Should Leave be Granted to Amend
[132] The claim is flawed in its entirety. There is no utility in allowing a further amendment. The plaintiff filed his Fresh as Amended Claim in his response to the Crown’s motion. He did so without leave but with the acquiescence, ex post facto of the Crown. There is simply no reason, given now three versions of the claim, to think that allowing an amendment can salvage the claim. Leave to amend is therefore denied.
[133] Given my determination on this motion the discovery motion of Mr. Brummell is now moot.
Costs
[134] Crown counsel provided a bill of costs in May. The Crown will have 20 days from receipt of these reasons, to file any additional costs outline, inclusive of a bill of costs, not to exceed 6 pages in total. Mr.

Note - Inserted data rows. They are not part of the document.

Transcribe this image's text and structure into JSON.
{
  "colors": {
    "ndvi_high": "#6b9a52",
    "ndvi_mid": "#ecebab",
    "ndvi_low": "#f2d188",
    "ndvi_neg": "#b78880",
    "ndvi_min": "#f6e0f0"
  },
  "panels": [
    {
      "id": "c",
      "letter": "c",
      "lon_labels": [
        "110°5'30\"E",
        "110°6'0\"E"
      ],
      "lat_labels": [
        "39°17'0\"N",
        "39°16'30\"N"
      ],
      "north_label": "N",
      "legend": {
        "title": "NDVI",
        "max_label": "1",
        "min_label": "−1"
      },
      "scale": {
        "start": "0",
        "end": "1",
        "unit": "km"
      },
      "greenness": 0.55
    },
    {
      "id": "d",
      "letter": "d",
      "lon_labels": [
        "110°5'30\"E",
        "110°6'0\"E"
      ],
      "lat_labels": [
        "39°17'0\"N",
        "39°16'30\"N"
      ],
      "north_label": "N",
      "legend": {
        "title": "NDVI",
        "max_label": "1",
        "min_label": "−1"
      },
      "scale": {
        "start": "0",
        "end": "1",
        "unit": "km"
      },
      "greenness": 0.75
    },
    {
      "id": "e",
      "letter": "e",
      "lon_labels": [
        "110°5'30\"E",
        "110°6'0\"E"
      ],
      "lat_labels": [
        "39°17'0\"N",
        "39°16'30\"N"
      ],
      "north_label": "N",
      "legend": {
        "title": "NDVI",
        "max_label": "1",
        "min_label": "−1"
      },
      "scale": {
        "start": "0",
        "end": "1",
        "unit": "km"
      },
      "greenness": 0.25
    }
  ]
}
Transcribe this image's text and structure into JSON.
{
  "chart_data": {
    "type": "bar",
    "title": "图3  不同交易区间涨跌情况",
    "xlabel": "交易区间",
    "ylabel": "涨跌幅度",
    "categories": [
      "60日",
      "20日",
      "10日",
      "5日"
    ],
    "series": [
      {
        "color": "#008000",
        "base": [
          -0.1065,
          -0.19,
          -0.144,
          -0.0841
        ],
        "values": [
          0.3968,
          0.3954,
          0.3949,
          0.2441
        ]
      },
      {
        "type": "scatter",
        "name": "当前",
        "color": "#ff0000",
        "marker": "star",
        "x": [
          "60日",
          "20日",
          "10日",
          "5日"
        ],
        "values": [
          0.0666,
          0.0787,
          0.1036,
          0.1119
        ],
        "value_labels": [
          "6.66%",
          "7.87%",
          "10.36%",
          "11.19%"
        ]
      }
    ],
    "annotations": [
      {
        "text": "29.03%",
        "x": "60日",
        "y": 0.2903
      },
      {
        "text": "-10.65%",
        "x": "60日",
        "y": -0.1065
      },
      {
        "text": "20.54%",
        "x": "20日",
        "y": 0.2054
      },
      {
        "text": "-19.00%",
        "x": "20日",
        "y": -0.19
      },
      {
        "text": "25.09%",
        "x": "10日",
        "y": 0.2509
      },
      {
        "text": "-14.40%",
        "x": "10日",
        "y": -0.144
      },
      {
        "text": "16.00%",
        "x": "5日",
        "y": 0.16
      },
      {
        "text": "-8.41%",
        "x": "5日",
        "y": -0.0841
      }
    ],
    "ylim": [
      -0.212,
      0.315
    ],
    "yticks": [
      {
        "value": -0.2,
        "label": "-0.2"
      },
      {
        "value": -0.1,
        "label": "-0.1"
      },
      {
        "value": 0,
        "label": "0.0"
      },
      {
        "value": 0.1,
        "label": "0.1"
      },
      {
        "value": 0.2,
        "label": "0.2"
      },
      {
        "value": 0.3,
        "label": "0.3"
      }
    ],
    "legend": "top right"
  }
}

Brummell will have 10 days from the date of receipt of the Crown’s costs submissions to respond.
[135] All material to be sent to my attention at Judges’ Reception, Superior Court of Justice, Oshawa Courthouse, 150 Bond Street East, Oshawa, via fax: 905 743 2801.
The Honourable Mr. Justice H.K. O’Connell
Date: January 21, 2014
[^1]: Aristocrat Restaurants Ltd. v. Ontario, [2003] O.J. No. 5331 (S.C.J.) [^2]: Odhavji Estate v. Woodhouse, 2003 SCC 69, [2003] 3 S.C.R. 263. [^3]: Ontario v. Gratton-Masuy Environmental Technologies Inc. (2010), 2010 ONCA 501, 101 O.R. 321 (Ont. C.A.) [^4]: See Police Services Act, R.S.O. 1990, c. P. 15, s. 50(1). [^5]: Cannon v. Funds for Canada Foundation, 2012 ONSC 399, [2012] O.J. No. 168 (S.C.J) ; leave to appeal refused by Div. Ct. [^6]: Judicial Review Procedure Act, R.S.O. 1990, c. J.1; McHale v. Ontario (Attorney General), 2009 O.J. No. 5630; Proceedings Against the Crown Act, s. 14. [^7]: See : Nelles v. Ontario; Miazga v. Kvello Estate, 2009 SCC 51, [2009] 3 S.C.R. 339. [^8]: 2007 SCC 41, [2007] S.C.J. No. 41. [^9]: See Wellington v. Ontario, 2011 ONCA 274, [2011] O.J. No. 1615 (C.A.), leave to appeal refused at [2011] S.C.C.A. No. 258.